De même, il est dit tout aussi explicitement que le programme 367 « Financement des opérations patrimoniales en 2024 sur le compte d'affectation spéciale « Participations financières de l'État » », pour lesquels aucun crédit n'est ouvert pour la deuxième année consécutive, sera financé pour la deuxième année consécutive par des crédits reportés72(*) ; le montant reporté sur ce seul programme devrait être de 2 milliards d'euros.
Au total, il est prévisible que les reports seront, une fois de plus, très importants vers 2024, sans que le Gouvernement donne plus d'indication sur ces crédits.
Le projet de loi de finances propose dès son texte initial, dans son article 44, d'exonérer de toute limite les reports de crédits sur 12 programmes du budget général73(*).
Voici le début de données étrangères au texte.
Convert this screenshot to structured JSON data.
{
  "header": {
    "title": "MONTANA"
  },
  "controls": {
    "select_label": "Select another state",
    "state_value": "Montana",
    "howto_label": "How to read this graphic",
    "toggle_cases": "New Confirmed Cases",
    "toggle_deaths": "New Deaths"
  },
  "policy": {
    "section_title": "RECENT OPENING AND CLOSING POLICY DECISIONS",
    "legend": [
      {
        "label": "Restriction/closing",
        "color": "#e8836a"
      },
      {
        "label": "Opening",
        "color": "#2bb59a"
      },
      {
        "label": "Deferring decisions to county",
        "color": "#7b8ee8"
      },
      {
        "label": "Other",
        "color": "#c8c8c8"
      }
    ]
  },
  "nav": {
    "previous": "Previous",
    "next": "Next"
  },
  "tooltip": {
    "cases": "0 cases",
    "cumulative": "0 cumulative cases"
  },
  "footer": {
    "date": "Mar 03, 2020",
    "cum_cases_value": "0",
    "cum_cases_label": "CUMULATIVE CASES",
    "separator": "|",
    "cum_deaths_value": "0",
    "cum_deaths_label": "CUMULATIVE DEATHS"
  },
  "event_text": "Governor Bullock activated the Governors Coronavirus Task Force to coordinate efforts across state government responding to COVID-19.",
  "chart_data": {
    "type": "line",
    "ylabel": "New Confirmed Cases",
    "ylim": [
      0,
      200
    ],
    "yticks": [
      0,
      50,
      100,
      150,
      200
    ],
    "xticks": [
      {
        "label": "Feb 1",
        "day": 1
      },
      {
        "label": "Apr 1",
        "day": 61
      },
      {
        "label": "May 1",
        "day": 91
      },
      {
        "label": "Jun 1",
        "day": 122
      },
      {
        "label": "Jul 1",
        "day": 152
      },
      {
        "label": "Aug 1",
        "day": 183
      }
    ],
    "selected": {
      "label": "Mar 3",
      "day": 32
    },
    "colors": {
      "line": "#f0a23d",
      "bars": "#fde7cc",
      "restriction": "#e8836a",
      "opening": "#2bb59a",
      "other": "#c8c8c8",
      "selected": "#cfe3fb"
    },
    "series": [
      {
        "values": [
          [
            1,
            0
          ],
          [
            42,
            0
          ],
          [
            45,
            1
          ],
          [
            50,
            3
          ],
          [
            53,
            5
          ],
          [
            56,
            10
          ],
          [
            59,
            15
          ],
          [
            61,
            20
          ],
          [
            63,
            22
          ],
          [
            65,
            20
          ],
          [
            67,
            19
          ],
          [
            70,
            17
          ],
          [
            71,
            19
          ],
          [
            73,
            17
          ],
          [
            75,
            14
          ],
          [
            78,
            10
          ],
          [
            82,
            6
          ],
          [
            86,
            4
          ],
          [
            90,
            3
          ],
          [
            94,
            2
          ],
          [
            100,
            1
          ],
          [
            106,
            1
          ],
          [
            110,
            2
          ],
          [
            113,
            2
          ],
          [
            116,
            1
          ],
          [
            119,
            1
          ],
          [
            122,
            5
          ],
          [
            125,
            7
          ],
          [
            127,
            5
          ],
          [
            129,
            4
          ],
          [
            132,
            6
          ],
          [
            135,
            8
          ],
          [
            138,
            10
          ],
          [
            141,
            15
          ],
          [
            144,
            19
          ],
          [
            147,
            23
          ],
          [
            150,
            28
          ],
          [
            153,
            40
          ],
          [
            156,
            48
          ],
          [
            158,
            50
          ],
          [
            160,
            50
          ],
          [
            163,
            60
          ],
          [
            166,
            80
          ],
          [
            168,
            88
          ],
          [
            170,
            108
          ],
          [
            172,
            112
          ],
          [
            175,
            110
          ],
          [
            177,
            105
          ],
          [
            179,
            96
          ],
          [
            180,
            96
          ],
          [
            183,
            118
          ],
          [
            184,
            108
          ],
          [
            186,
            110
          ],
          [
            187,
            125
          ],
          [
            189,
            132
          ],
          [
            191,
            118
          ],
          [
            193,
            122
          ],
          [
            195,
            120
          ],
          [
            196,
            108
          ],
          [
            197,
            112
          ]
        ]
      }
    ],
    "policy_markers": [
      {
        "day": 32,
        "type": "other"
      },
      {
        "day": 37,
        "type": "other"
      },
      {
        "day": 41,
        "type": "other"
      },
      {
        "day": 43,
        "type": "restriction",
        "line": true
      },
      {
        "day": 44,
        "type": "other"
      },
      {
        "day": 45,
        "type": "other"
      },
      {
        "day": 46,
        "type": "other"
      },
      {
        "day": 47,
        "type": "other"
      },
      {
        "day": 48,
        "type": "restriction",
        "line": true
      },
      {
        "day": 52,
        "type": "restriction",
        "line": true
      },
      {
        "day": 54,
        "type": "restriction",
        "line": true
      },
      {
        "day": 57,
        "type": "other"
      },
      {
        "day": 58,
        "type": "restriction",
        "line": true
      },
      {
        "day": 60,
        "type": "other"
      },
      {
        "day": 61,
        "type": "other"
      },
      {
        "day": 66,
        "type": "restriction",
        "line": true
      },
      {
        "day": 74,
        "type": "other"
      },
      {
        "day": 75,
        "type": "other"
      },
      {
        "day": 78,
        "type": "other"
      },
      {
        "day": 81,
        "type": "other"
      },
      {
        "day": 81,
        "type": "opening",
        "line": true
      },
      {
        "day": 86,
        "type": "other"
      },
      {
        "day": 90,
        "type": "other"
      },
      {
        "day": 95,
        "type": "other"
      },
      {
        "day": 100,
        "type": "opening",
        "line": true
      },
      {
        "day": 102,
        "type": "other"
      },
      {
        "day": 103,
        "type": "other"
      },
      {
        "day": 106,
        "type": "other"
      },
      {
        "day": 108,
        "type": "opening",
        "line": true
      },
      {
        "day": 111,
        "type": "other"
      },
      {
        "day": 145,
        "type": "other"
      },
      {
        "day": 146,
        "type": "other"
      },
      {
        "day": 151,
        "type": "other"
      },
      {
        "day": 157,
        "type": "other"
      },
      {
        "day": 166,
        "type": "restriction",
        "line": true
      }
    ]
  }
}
Or, il est courant que cette dérogation prenne de plus en plus d'ampleur au cours de l'examen du texte : l'an passé, la loi de finances pour 2023 a exonéré 40 programmes de cette limite, contre 9 seulement dans le texte initial du projet de loi de finances.
* 70 Les crédits, calculés chaque année en fonction du niveau de la croissance et d'un scénario de croissance prévisionnelle jusqu'en 2042, sont versés au compte d'affectation spéciale « Participations financières de l'État » à partir duquel est réalisé le versement à la Caisse de la dette publique.
* 71 Il indique dans ses réponses au questionnaire du rapporteur général que « les crédits présentés dans le solde budgétaire en PLF 2024 constituent à ce jour l'estimation la plus sincère de consommation desdits crédits pour l'année 2024 » et que « la consommation éventuelle de reports, y compris en cas de déplafonnements, ne constitue qu'un aléa de gestion parmi d'autres qui, par nature, ne peuvent être précisément anticipés ».
* 72 Projet annuel de performances du programme 367 « Financement des opérations patrimoniales en 2024 sur le compte d'affectation spéciale « Participations financières de l'État » » de la mission « Économie ».
* 73 Si l'article 15 de la loi organique n° 2001-692 du 1er août 2001 relative aux lois de finances limite à 3 % les reports de crédits de paiement sur chaque programme, il autorise la loi de finances à procéder par dérogation à une « majoration par une disposition dûment motivée » de ce plafond. Cette dérogation, dans la pratique, consiste à supprimer tout plafond avec une motivation succincte.